One by one, new people enter and sit with us in a tiny windowless room. We form a circle and exchange those awkward first-meeting smiles. Lizette Vila enters the room and goes around introducing everyone. “This is Milena and Juani Santos,” she says pointing to an older gentleman and a young lady. “Juani is the first transgender person in Cuba, and Milena has recently transitioned and is the focus of an upcoming documentary,” she nonchalantly shares as our jaws nearly hit the floor.
She then continues and introduces Isabel Blanco, a famous ballerina who now teaches acceptance and empowerment through dance; Ingrid Leon, who produces documentaries about woman’s rights and has just completed the documentary about Milena; and Teresa de Jesús Fernández who works for the government’s gay-rights agency, Cenesex.

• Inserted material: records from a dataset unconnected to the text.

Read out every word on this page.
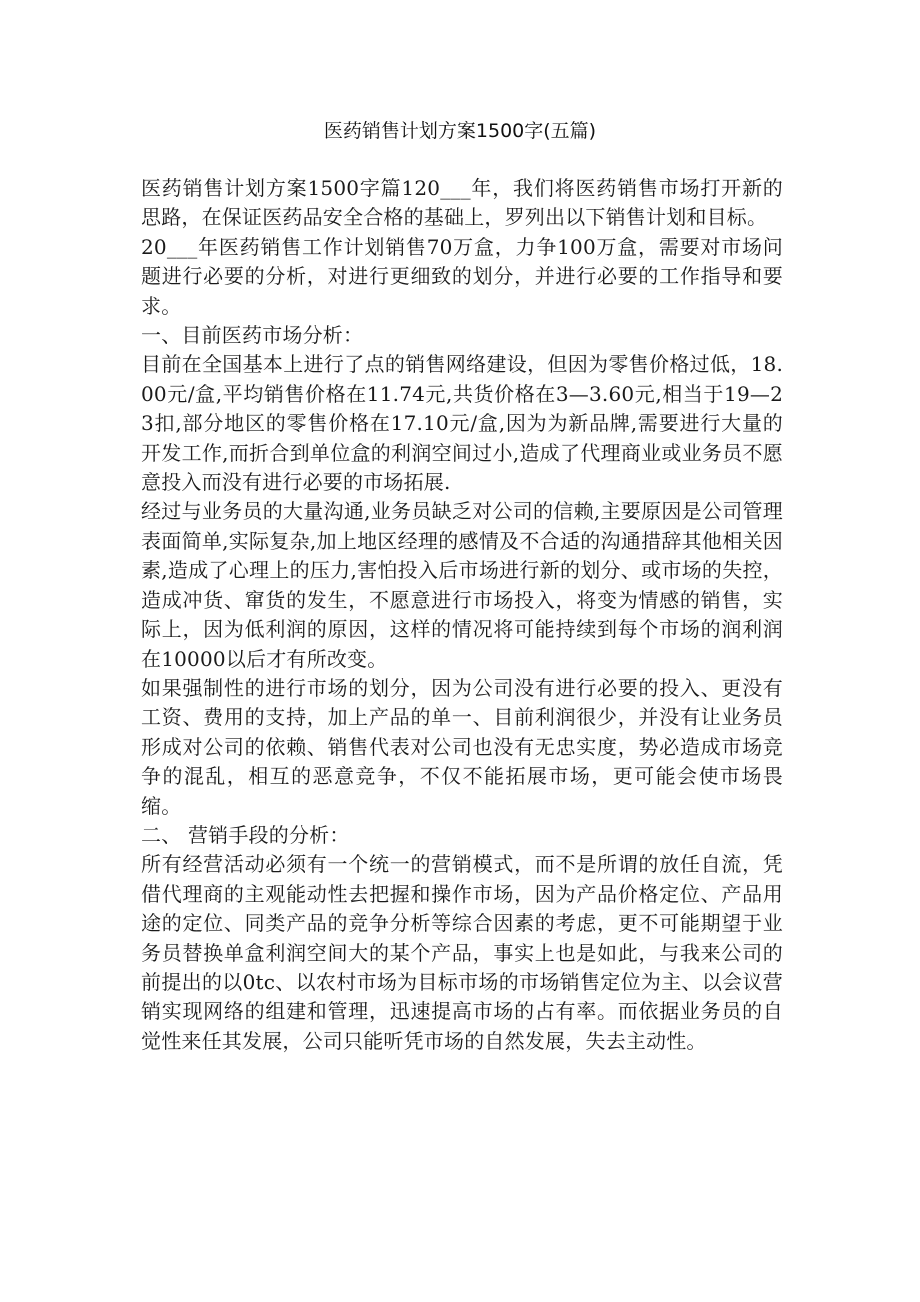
医药销售计划方案1500字(五篇)

医药销售计划方案1500字篇120___年，我们将医药销售市场打开新的思路，在保证医药品安全合格的基础上，罗列出以下销售计划和目标。

20___年医药销售工作计划销售70万盒，力争100万盒，需要对市场问题进行必要的分析，对进行更细致的划分，并进行必要的工作指导和要求。

一、目前医药市场分析：

目前在全国基本上进行了点的销售网络建设，但因为零售价格过低，18.00元/盒,平均销售价格在11.74元,共货价格在3—3.60元,相当于19—23扣,部分地区的零售价格在17.10元/盒,因为为新品牌,需要进行大量的开发工作,而折合到单位盒的利润空间过小,造成了代理商业或业务员不愿意投入而没有进行必要的市场拓展.

经过与业务员的大量沟通,业务员缺乏对公司的信赖,主要原因是公司管理表面简单,实际复杂,加上地区经理的感情及不合适的沟通措辞其他相关因素,造成了心理上的压力,害怕投入后市场进行新的划分、或市场的失控，造成冲货、窜货的发生，不愿意进行市场投入，将变为情感的销售，实际上，因为低利润的原因，这样的情况将可能持续到每个市场的润利润在10000以后才有所改变。

如果强制性的进行市场的划分，因为公司没有进行必要的投入、更没有工资、费用的支持，加上产品的单一、目前利润很少，并没有让业务员形成对公司的依赖、销售代表对公司也没有无忠实度，势必造成市场竞争的混乱，相互的恶意竞争，不仅不能拓展市场，更可能会使市场畏缩。

二、 营销手段的分析：

所有经营活动必须有一个统一的营销模式，而不是所谓的放任自流，凭借代理商的主观能动性去把握和操作市场，因为产品价格定位、产品用途的定位、同类产品的竞争分析等综合因素的考虑，更不可能期望于业务员替换单盒利润空间大的某个产品，事实上也是如此，与我来公司的前提出的以0tc、以农村市场为目标市场的市场销售定位为主、以会议营销实现网络的组建和管理，迅速提高市场的占有率。而依据业务员的自觉性来任其发展，公司只能听凭市场的自然发展，失去主动性。
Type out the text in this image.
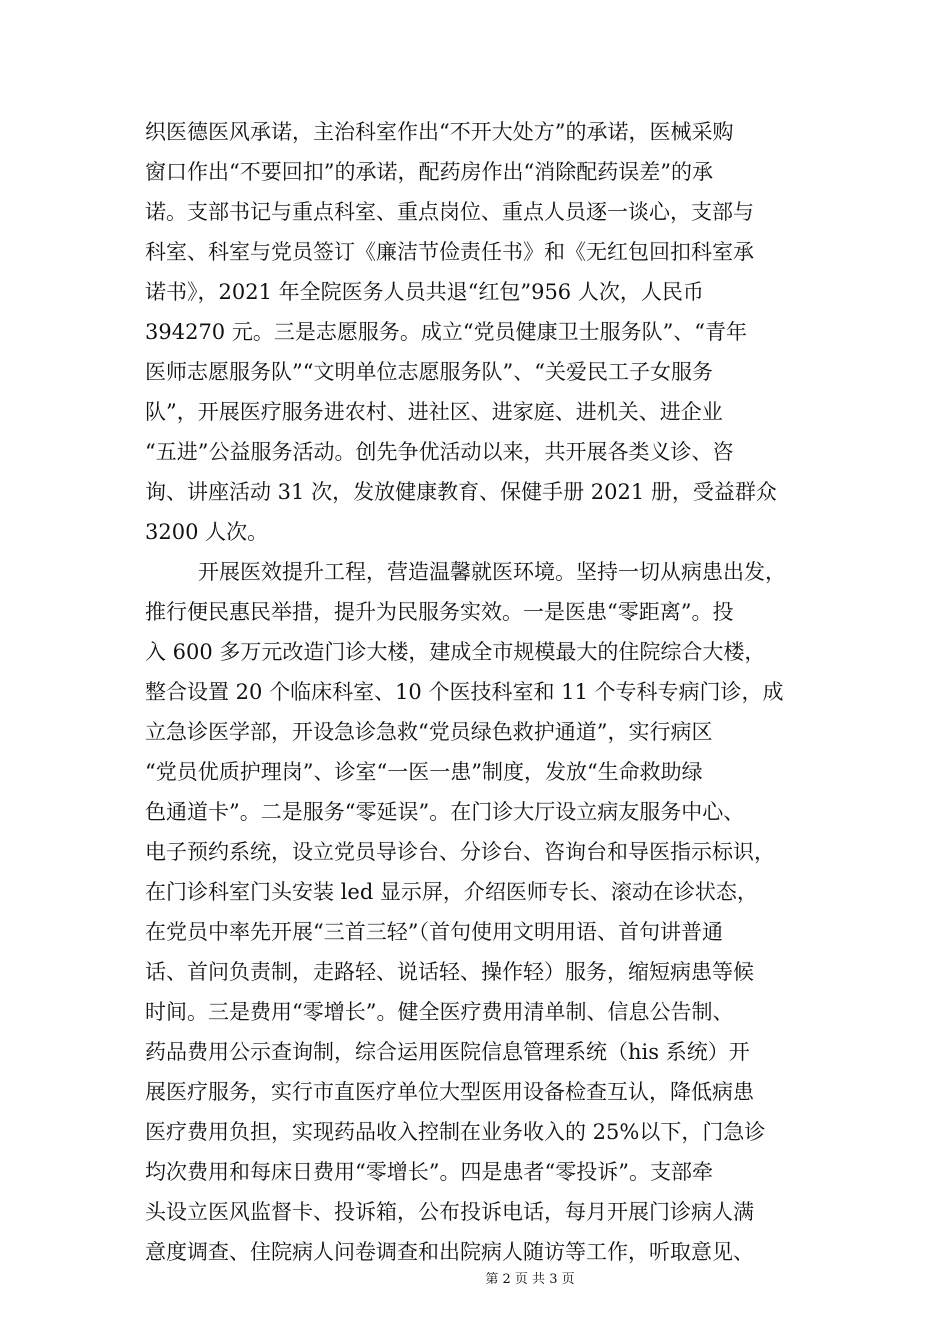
织医德医风承诺，主治科室作出“不开大处方”的承诺，医械采购
窗口作出“不要回扣”的承诺，配药房作出“消除配药误差”的承
诺。支部书记与重点科室、重点岗位、重点人员逐一谈心，支部与
科室、科室与党员签订《廉洁节俭责任书》和《无红包回扣科室承
诺书》，2021 年全院医务人员共退“红包”956 人次，人民币
394270 元。三是志愿服务。成立“党员健康卫士服务队”、“青年
医师志愿服务队”“文明单位志愿服务队”、“关爱民工子女服务
队”，开展医疗服务进农村、进社区、进家庭、进机关、进企业
“五进”公益服务活动。创先争优活动以来，共开展各类义诊、咨
询、讲座活动 31 次，发放健康教育、保健手册 2021 册，受益群众
3200 人次。
开展医效提升工程，营造温馨就医环境。坚持一切从病患出发，
推行便民惠民举措，提升为民服务实效。一是医患“零距离”。投
入 600 多万元改造门诊大楼，建成全市规模最大的住院综合大楼，
整合设置 20 个临床科室、10 个医技科室和 11 个专科专病门诊，成
立急诊医学部，开设急诊急救“党员绿色救护通道”，实行病区
“党员优质护理岗”、诊室“一医一患”制度，发放“生命救助绿
色通道卡”。二是服务“零延误”。在门诊大厅设立病友服务中心、
电子预约系统，设立党员导诊台、分诊台、咨询台和导医指示标识，
在门诊科室门头安装 led 显示屏，介绍医师专长、滚动在诊状态，
在党员中率先开展“三首三轻”（首句使用文明用语、首句讲普通
话、首问负责制，走路轻、说话轻、操作轻）服务，缩短病患等候
时间。三是费用“零增长”。健全医疗费用清单制、信息公告制、
药品费用公示查询制，综合运用医院信息管理系统（his 系统）开
展医疗服务，实行市直医疗单位大型医用设备检查互认，降低病患
医疗费用负担，实现药品收入控制在业务收入的 25%以下，门急诊
均次费用和每床日费用“零增长”。四是患者“零投诉”。支部牵
头设立医风监督卡、投诉箱，公布投诉电话，每月开展门诊病人满
意度调查、住院病人问卷调查和出院病人随访等工作，听取意见、
第 2 页 共 3 页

For a gay journalist, this room is a jackpot. I am ready to fire off question after question, but it never becomes a structured interview, it becomes a wonderful discussion that doesn’t lend itself to an uncomfortable middle-of-the-room recorder. We drop formalities, and we talk, connecting with each other, undistracted like pre-iPhone days. We learn of Juani’s struggles growing up as the only girl among boys and how he has found acceptance from his brothers after having pioneering surgery in Copenhagen. Milena tells us about being kicked out of her home and finding the government-supported resources and government-provided medical treatments to make her into the woman that she always knew she was. Ingrid discusses the difficulties of creating documentaries in Cuba and the thrill of watching her controversial pieces air on the state-run television channel and her hopes to show them at international festivals.
It is Lizette Vila, whose passion for her work, her openness, and her intelligence that captivates my attention most. Moving her hands with wild gesticulations, reminding me of my Italian grandmother, she discusses each person in the room’s successes and troubles. Her empathy and her understanding go far beyond the goal of the organization, which is to advance equality through the arts. While her ideas on feminism and the LGBT community seem quite progressive, even radical, she insists that they are in line with the beliefs of many other people in the country, including Mariela Castro, the director of Cinesex, and the daughter of President Raúl Castro.
She likens Cuba to a strong, fertile, and beautiful woman whose resilience in the face of revolution and embargoes continues to inspire her and the arts community. And while she is lucky to travel around the globe and meet with LGBT and feminist leaders, she continues to thank socialism. “It’s because of socialism and the Cuban government that we exist,” she tells us while placing her arm on my shoulder.
After long hugs and countless photos, our driver and Oscar have to nearly pull us away, despite the excitement of our next stop, the gay beach.